En critiquant le niveau excessif de scepticisme historique mis en oeuvre par ceux qui nient que Jésus ait existé, un argument assez standard consiste à montrer du doigt le fait que Jésus a davantage de preuves historiques qu’un bon nombre de figures d’antiquité dont on ne doute pas l’existence. Si c’est le cas, celui qui accepte ces personnes historiques mais doute de l’existence même de Jésus démontre qu’il emploie un standard injustifié à deux poids deux mesures.

Je proposai cet argument parmi d’autres dans ma réponse au “traité d’athéologie” de Michel Onfray, en ces termes:

« Le problème avec cet argument, c’est que l’absence en question est la même pour un nombre incalculable de personnes historiques dont l’existence ne fait pas l’ombre d’un doute »

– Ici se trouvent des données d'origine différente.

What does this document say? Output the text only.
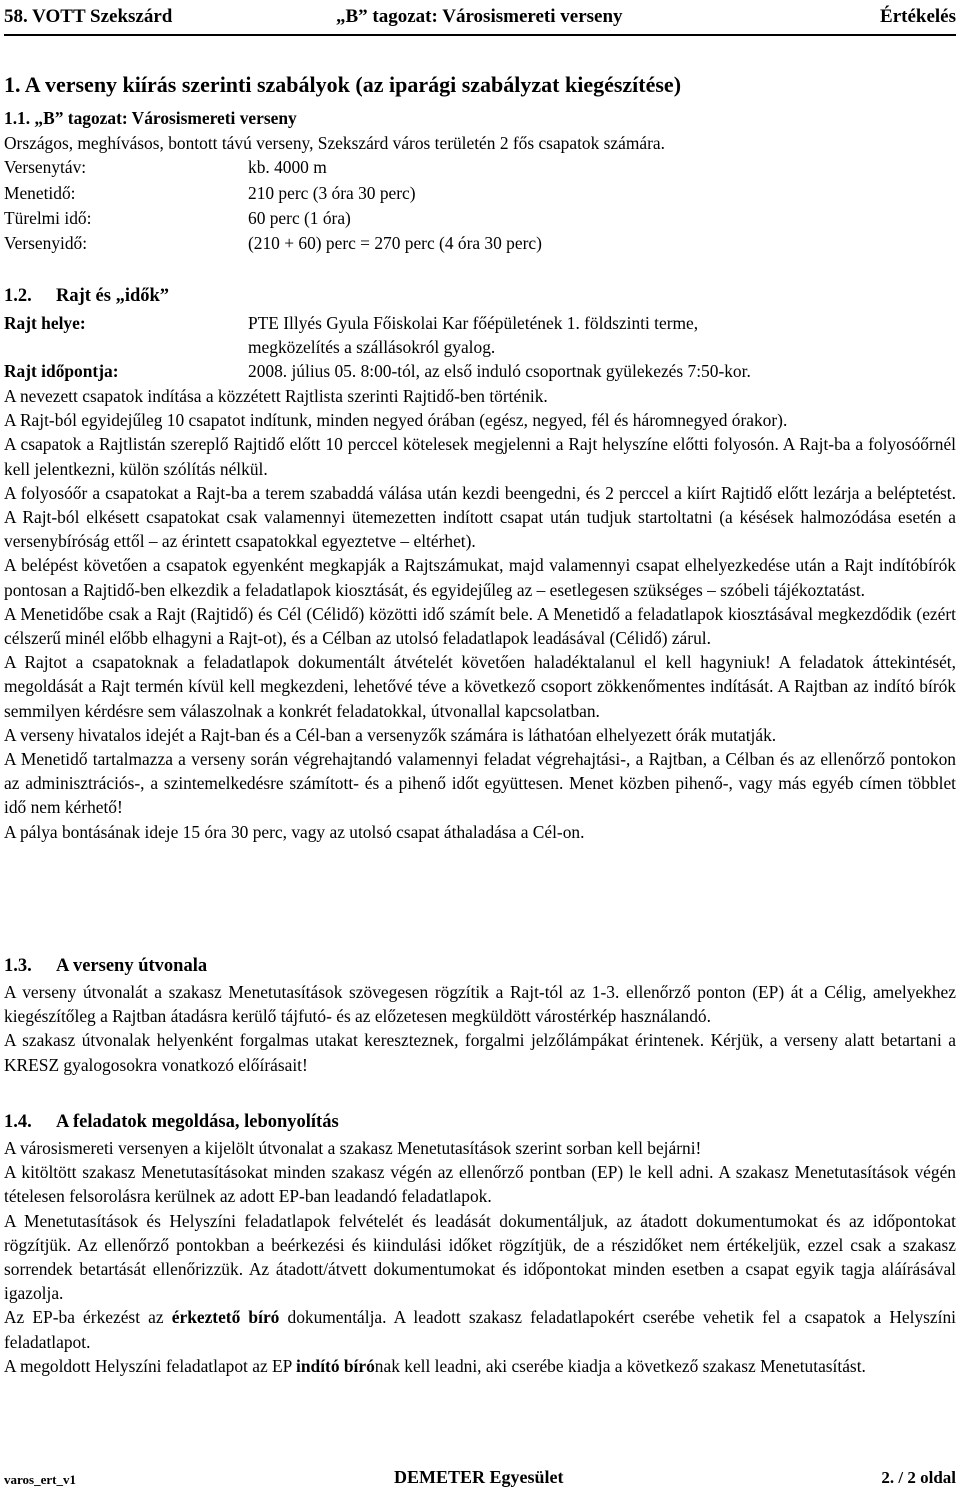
58. VOTT Szekszárd	„B” tagozat: Városismereti verseny	Értékelés
1. A verseny kiírás szerinti szabályok (az iparági szabályzat kiegészítése)
1.1. „B” tagozat: Városismereti verseny
Országos, meghívásos, bontott távú verseny, Szekszárd város területén 2 fős csapatok számára.
Versenytáv:	kb. 4000 m
Menetidő:	210 perc (3 óra 30 perc)
Türelmi idő:	60 perc (1 óra)
Versenyidő:	(210 + 60) perc = 270 perc (4 óra 30 perc)
1.2. Rajt és „idők”
Rajt helye:	PTE Illyés Gyula Főiskolai Kar főépületének 1. földszinti terme,
megközelítés a szállásokról gyalog.
Rajt időpontja:	2008. július 05. 8:00-tól, az első induló csoportnak gyülekezés 7:50-kor.

A nevezett csapatok indítása a közzétett Rajtlista szerinti Rajtidő-ben történik.

A Rajt-ból egyidejűleg 10 csapatot indítunk, minden negyed órában (egész, negyed, fél és háromnegyed órakor).

A csapatok a Rajtlistán szereplő Rajtidő előtt 10 perccel kötelesek megjelenni a Rajt helyszíne előtti folyosón. A Rajt-ba a folyosóőrnél kell jelentkezni, külön szólítás nélkül.

A folyosóőr a csapatokat a Rajt-ba a terem szabaddá válása után kezdi beengedni, és 2 perccel a kiírt Rajtidő előtt lezárja a beléptetést. A Rajt-ból elkésett csapatokat csak valamennyi ütemezetten indított csapat után tudjuk startoltatni (a késések halmozódása esetén a versenybíróság ettől – az érintett csapatokkal egyeztetve – eltérhet).

A belépést követően a csapatok egyenként megkapják a Rajtszámukat, majd valamennyi csapat elhelyezkedése után a Rajt indítóbírók pontosan a Rajtidő-ben elkezdik a feladatlapok kiosztását, és egyidejűleg az – esetlegesen szükséges – szóbeli tájékoztatást.

A Menetidőbe csak a Rajt (Rajtidő) és Cél (Célidő) közötti idő számít bele. A Menetidő a feladatlapok kiosztásával megkezdődik (ezért célszerű minél előbb elhagyni a Rajt-ot), és a Célban az utolsó feladatlapok leadásával (Célidő) zárul.

A Rajtot a csapatoknak a feladatlapok dokumentált átvételét követően haladéktalanul el kell hagyniuk! A feladatok áttekintését, megoldását a Rajt termén kívül kell megkezdeni, lehetővé téve a következő csoport zökkenőmentes indítását. A Rajtban az indító bírók semmilyen kérdésre sem válaszolnak a konkrét feladatokkal, útvonallal kapcsolatban.

A verseny hivatalos idejét a Rajt-ban és a Cél-ban a versenyzők számára is láthatóan elhelyezett órák mutatják.

A Menetidő tartalmazza a verseny során végrehajtandó valamennyi feladat végrehajtási-, a Rajtban, a Célban és az ellenőrző pontokon az adminisztrációs-, a szintemelkedésre számított- és a pihenő időt együttesen. Menet közben pihenő-, vagy más egyéb címen többlet idő nem kérhető!

A pálya bontásának ideje 15 óra 30 perc, vagy az utolsó csapat áthaladása a Cél-on.

1.3. A verseny útvonala

A verseny útvonalát a szakasz Menetutasítások szövegesen rögzítik a Rajt-tól az 1-3. ellenőrző ponton (EP) át a Célig, amelyekhez kiegészítőleg a Rajtban átadásra kerülő tájfutó- és az előzetesen megküldött várostérkép használandó.

A szakasz útvonalak helyenként forgalmas utakat kereszteznek, forgalmi jelzőlámpákat érintenek. Kérjük, a verseny alatt betartani a KRESZ gyalogosokra vonatkozó előírásait!

1.4. A feladatok megoldása, lebonyolítás

A városismereti versenyen a kijelölt útvonalat a szakasz Menetutasítások szerint sorban kell bejárni!

A kitöltött szakasz Menetutasításokat minden szakasz végén az ellenőrző pontban (EP) le kell adni. A szakasz Menetutasítások végén tételesen felsorolásra kerülnek az adott EP-ban leadandó feladatlapok.

A Menetutasítások és Helyszíni feladatlapok felvételét és leadását dokumentáljuk, az átadott dokumentumokat és az időpontokat rögzítjük. Az ellenőrző pontokban a beérkezési és kiindulási időket rögzítjük, de a részidőket nem értékeljük, ezzel csak a szakasz sorrendek betartását ellenőrizzük. Az átadott/átvett dokumentumokat és időpontokat minden esetben a csapat egyik tagja aláírásával igazolja.

Az EP-ba érkezést az érkeztető bíró dokumentálja. A leadott szakasz feladatlapokért cserébe vehetik fel a csapatok a Helyszíni feladatlapot.

A megoldott Helyszíni feladatlapot az EP indító bírónak kell leadni, aki cserébe kiadja a következő szakasz Menetutasítást.

varos_ert_v1	DEMETER Egyesület	2. / 2 oldal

Un lecteur chrétien m’a alors demandé si je pouvais fournir quelques noms.
A vrai dire, l’argument principal derrière ma phrase n’utilisait pas nécessairement de personne connue, retenue par l’histoire; c’était principalement la remarque que pour toutes les personnes (anonymes ou pas) ayant vécu à cette époque, le manque de preuve archéologiques n’est pas du tout un bonne raison de penser qu’ils n’ont pas existé, dans la mesure où on n’a de preuves archéologiques pour pratiquement personne. Pour que l’argument de Michel Onfray soit satisfaisant, il aurait fallu que deux choses soient vraies:
Prémisse 1 – Si Jésus avait existé, alors on devrait avoir des preuves archéologiques de son existence
Prémisse 2 – On n’a pas de preuve archéologique de son existence
Donc Jésus n’a pas existé.
Ma réponse était donc de réfuter la prémisse 1, en montrant le fait incontestable que si une personne a existé au premier siècle, il ne s’ensuit pas un instant qu’on devrait avoir de telles preuves archéologiques.
Mais pour répondre plus spécialement à la question qui m’est posée, je pense qu’il y a en effet quelques noms intéressants à considérer dans l’histoire; des personnes dont l’existence est attestée par des preuves comparables ou inférieures à celles que l’on a pour Jésus. N’étant pas un historien moi-même, j’ai posé la question à Gary Habermas et Mike Licona, qui m’ont suggéré les candidats suivants:
-Diogène Laërce (suggéré à Mike Licona par Tim McGrew), un Biographe daté quelque-part entre le 1er et le 4e siècle, dont on ne sait virtuellement rien d’autre, mais dont le travail est une source importante historique d’information sur des personnes d’antiquité. Il va de soi que l’on a largement moins de preuves pour Diogène que pour Jésus, et pourtant personne ne nie l’existence de Diogène.
-Un professeur de classiques ami de Mike Licona lui a suggéré un certain nombre de personnalités romaines, telles que les Scipions, ainsi que des généraux et des consuls, bien que certains d’entre eux aient quand même quelques inscriptions en leur faveur (les Scipions). Le héros Caius Servilius Ahala, à qui l’on attribue en 439 av JC la tâche d’avoir déjoué un plan de Spurius Maelius, de se faire tyran de Rome. Une partie des informations sur Ahala est légendaire, mais l’existence de la personne ne fait pas de doute, et il est clair que les preuves de l’existence de Jésus sont largement supérieures.
-Gary Habermas suggère également l’exemple d’Alexandre le Grand. Les deux meilleures sources pour Alexandre sont Plutarque et Arrien, qui écrivent tous deux plus de 400 ans après la mort d’Alexandre. Il avait quelques écrivains contemporains, mais à notre connaissance, leurs écrits ont été perdus. Parmi les écrits que l’on a, Diodore, Strabon, Curce, Arrien et Plutarque, le plus tôt a été écrit un peu moins de 300 ans après la mort d’Alexandre, et les deux derniers (les meilleurs), datent aux alentours de 425-450 ans après sa mort.

En bref, les sources historiques attestant de Jésus sont particulièrement tôt, multiples, et indépendantes. C’est un calibre exceptionnel pour une personne d’antiquité, et nul ne peut nier son existence sans déployer un niveau de scepticisme tel qu’il lui faille rejeter l’existence d’une foule de personnes d’antiquité, un pas qui reste intellectuellement coûteux à franchir.